Про карусельщика Яшу, царя и нечистую силу - страница 5



Вопросы были заданы боярином без каких-либо угрожающих интонаций, но и шутливые интонации в них тоже отсутствовали.

– Какой же ты, Никодим Иванович, нетолерантный! – с обидой упрекнул боярина дьяк.

– Чего глаголишь, писарь? Берега утерял? – повысил голос Никодим Иванович, а голос его напоминал трубу Иерихонскую – В присутствии государя таких срамных слов у тебя даже в голове быть не должно, не то что на языке. Уразумел, на что я повторно намекаю?

– Как не уразуметь, Никодим Иванович! – дурашливо развел руками Фома. – Чай пока с головой.

– Давайте ближе к делу, – энергично постучал ладонью по золотому подлокотнику царь Михаил. – Так, Фома, пошел вон.

– Слушаюсь, Ваше Величество! – воскликнул дьяк. – Фома, нале-во! Шагом марш! Ать, два! Ать, два!..

Строевым шагом Фома, громко стуча сапогами, направился к выходу. Царь с грозным выражением лица посмотрел на захлопнувшуюся за дьяком резную дверь.

– Ох, доиграется он у меня.

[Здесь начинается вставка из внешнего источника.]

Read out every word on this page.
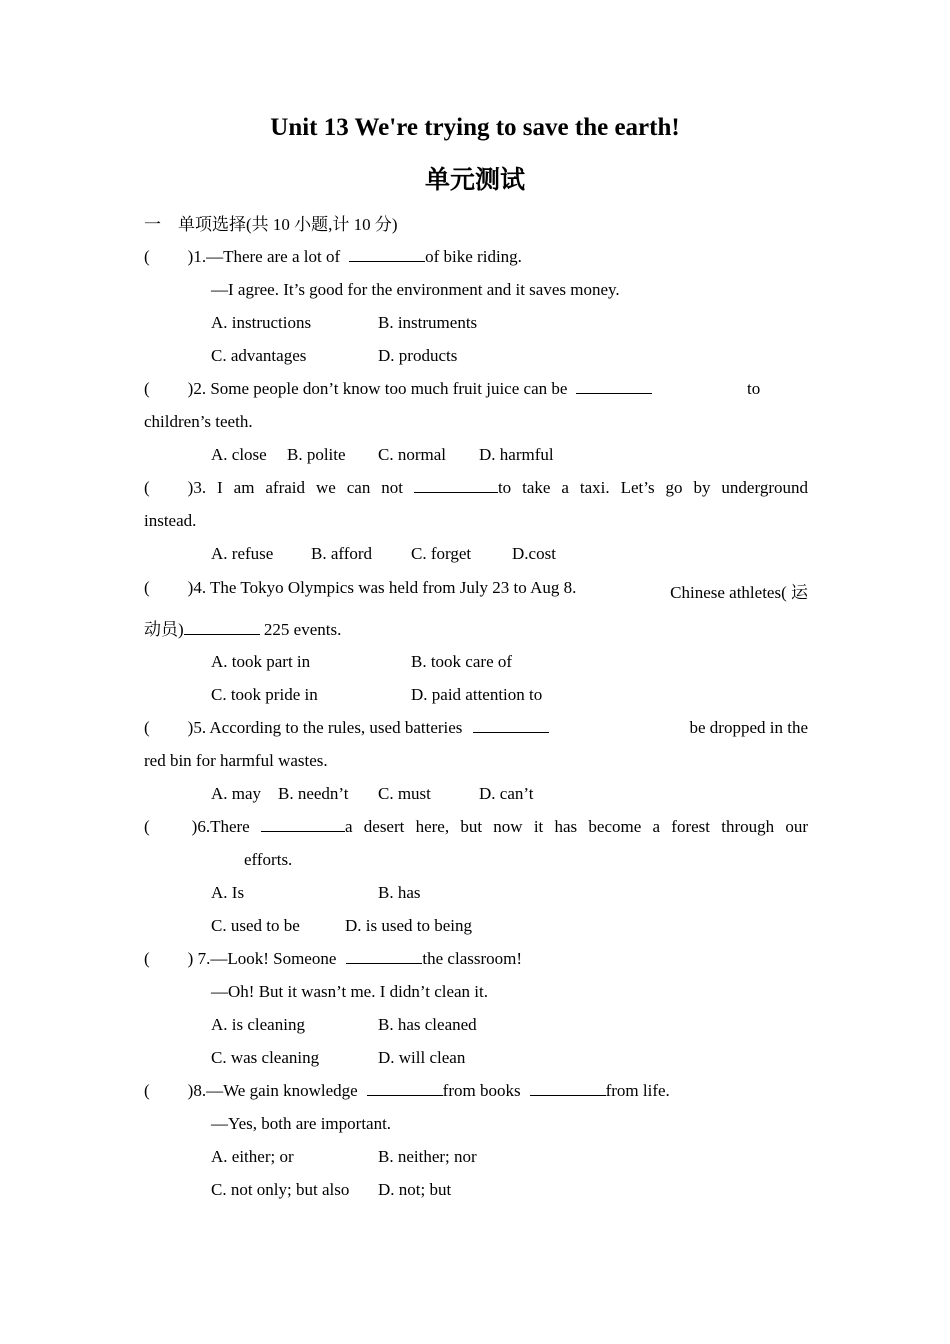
Unit 13 We're trying to save the earth!
单元测试
一　单项选择(共 10 小题,计 10 分)
( )1.—There are a lot of	of bike riding.
—I agree. It’s good for the environment and it saves money.
A. instructions	B. instruments
C. advantages	D. products
( )2. Some people don’t know too much fruit juice can be	to
children’s teeth.
A. close B. polite C. normal D. harmful
( )3. I am afraid we can not	to take a taxi. Let’s go by underground
instead.
A. refuse B. afford C. forget D.cost
( )4. The Tokyo Olympics was held from July 23 to Aug 8.	Chinese athletes( 运
动员)	225 events.
A. took part in	B. took care of
C. took pride in	D. paid attention to
( )5. According to the rules, used batteries	be dropped in the
red bin for harmful wastes.
A. may B. needn’t C. must	D. can’t
( )6.There	a desert here, but now it has become a forest through our
efforts.
A. Is	B. has
C. used to be	D. is used to being
( ) 7.—Look! Someone	the classroom!
—Oh! But it wasn’t me. I didn’t clean it.
A. is cleaning	B. has cleaned
C. was cleaning	D. will clean
( )8.—We gain knowledge	from books	from life.
—Yes, both are important.
A. either; or	B. neither; nor
C. not only; but also D. not; but
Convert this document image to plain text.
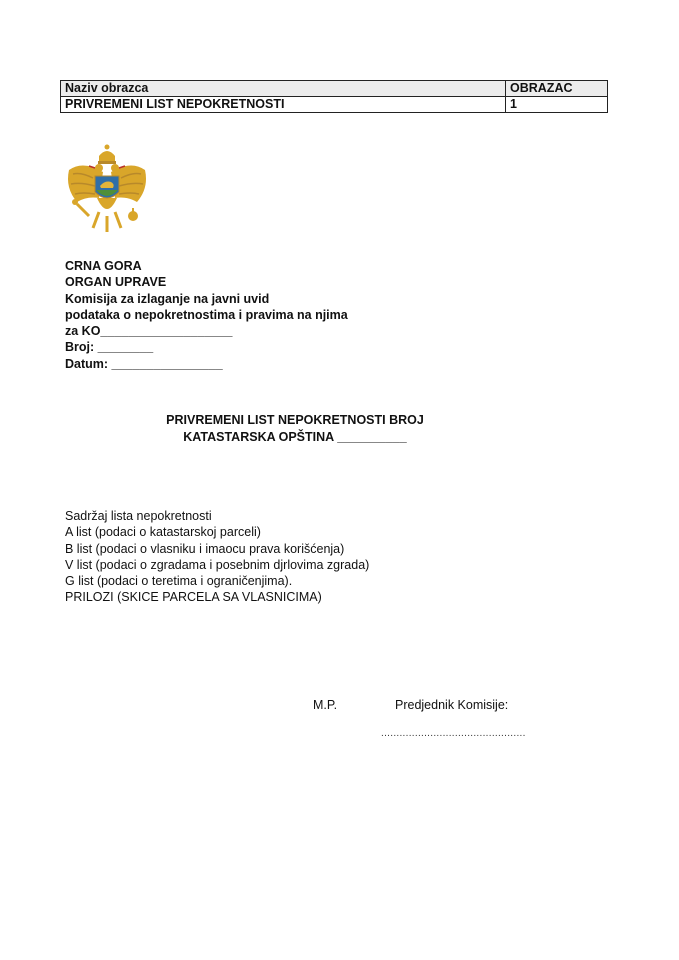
Naziv obrazca	OBRAZAC
PRIVREMENI LIST NEPOKRETNOSTI	1
CRNA GORA
ORGAN UPRAVE
Komisija za izlaganje na javni uvid
podataka o nepokretnostima i pravima na njima
za KO___________________
Broj: ________
Datum: ________________
PRIVREMENI LIST NEPOKRETNOSTI BROJ
KATASTARSKA OPŠTINA __________
Sadržaj lista nepokretnosti
A list (podaci o katastarskoj parceli)
B list (podaci o vlasniku i imaocu prava korišćenja)
V list (podaci o zgradama i posebnim djrlovima zgrada)
G list (podaci o teretima i ograničenjima).
PRILOZI (SKICE PARCELA SA VLASNICIMA)
M.P.	Predjednik Komisije:
...............................................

Отправлю послом в Заднее ханство.

– Лучше куда-нибудь подальше, Ваше Величество, – заявил начальник Тайной канцелярии.

– Например, к чертовой матери, прости Нас Господи. Да, Никодим Иванович? – перевел взгляд на боярина государь.

В сим взгляде Его Величества было столько горечи, что Никодим Иванович тотчас забыл о своей любви к решительным действиям, ибо государя он любил гораздо больше.

– Куда прикажите, туда и пошлем, Ваше Величество!

– Вот именно, Никодим Иванович, туда, а не обратно.

– Так в чем, собственно, этот ваш царский дело есть, можно узнать? – подал голос президент академии. – Достаточно вокруг да около резинку тянуть и сопель жевать. Я уже тут, спустя рукав, много минут стоять.

– Ты прав, Федя, – громко хлопнув в ладоши, воскликнул царь. – Нечего в такой момент резину тянуть и политесом заниматься. Надцатый век на дворе. Век жестокий, циничный… Короче, Федя, Нам нужно одного человечка извести. Но извести так, чтобы все было шито-крыто.

Над переносицей президента Его Величества Академии всех наук появились две вертикальные морщинки. Отчего лицо Фридриха Карловича приобрело еще более умный вид. Хотя, казалось бы, куда еще умнее.

– Мой голова нужно еще немножко думать, – сказал он, наконец, поправляя очки на длинном носу. – Кстати, весь конец мокрый дело лучше упрятывать в колодец.

– Чего? – уставился на президента академии царь.

– Немчура говорит, мол, Яшку изведем и все концы в воду, – пояснил государю Никодим Иванович. Когда речь шла о тайных операциях, он легко разбирался даже в полунамеках. Разумеется, на интуитивном уровне.

– Федя, мне нравится ход твоих мыслей. Думай дальше.

Вдруг двери в тронный зал широко распахнулись. Царевна Арина, дробно стуча каблучками, подбежала к ошалевшему от ее внезапного появления государю и бросилась ему на грудь.

– Батюшка, батюшка! Говорят, ты Яшу-карусельщика на плаху отправить собираешься! Не делай этого! Люб он мне!

– На какую еще плаху? – энергично отстраняя от себя дочь обеими руками, с подчеркнутым непониманием справился у нее государь. – С чего ты взяла, милая? Небось, опять тебе Фома чего-нибудь наплел? Не будь у него лучший в нашем царстве-государстве почерк, уже давно бы ему язык укоротил.

– А, почему бы не укоротить, Ваше Величество? – беззлобно, по-деловому, поинтересовался Никодим Иванович. Его характер снова брал свое. – Писать-то он после этого наверняка сможет. И, скорее всего, даже лучше прежнего. Только, вот, болтать перестанет чего не попадя.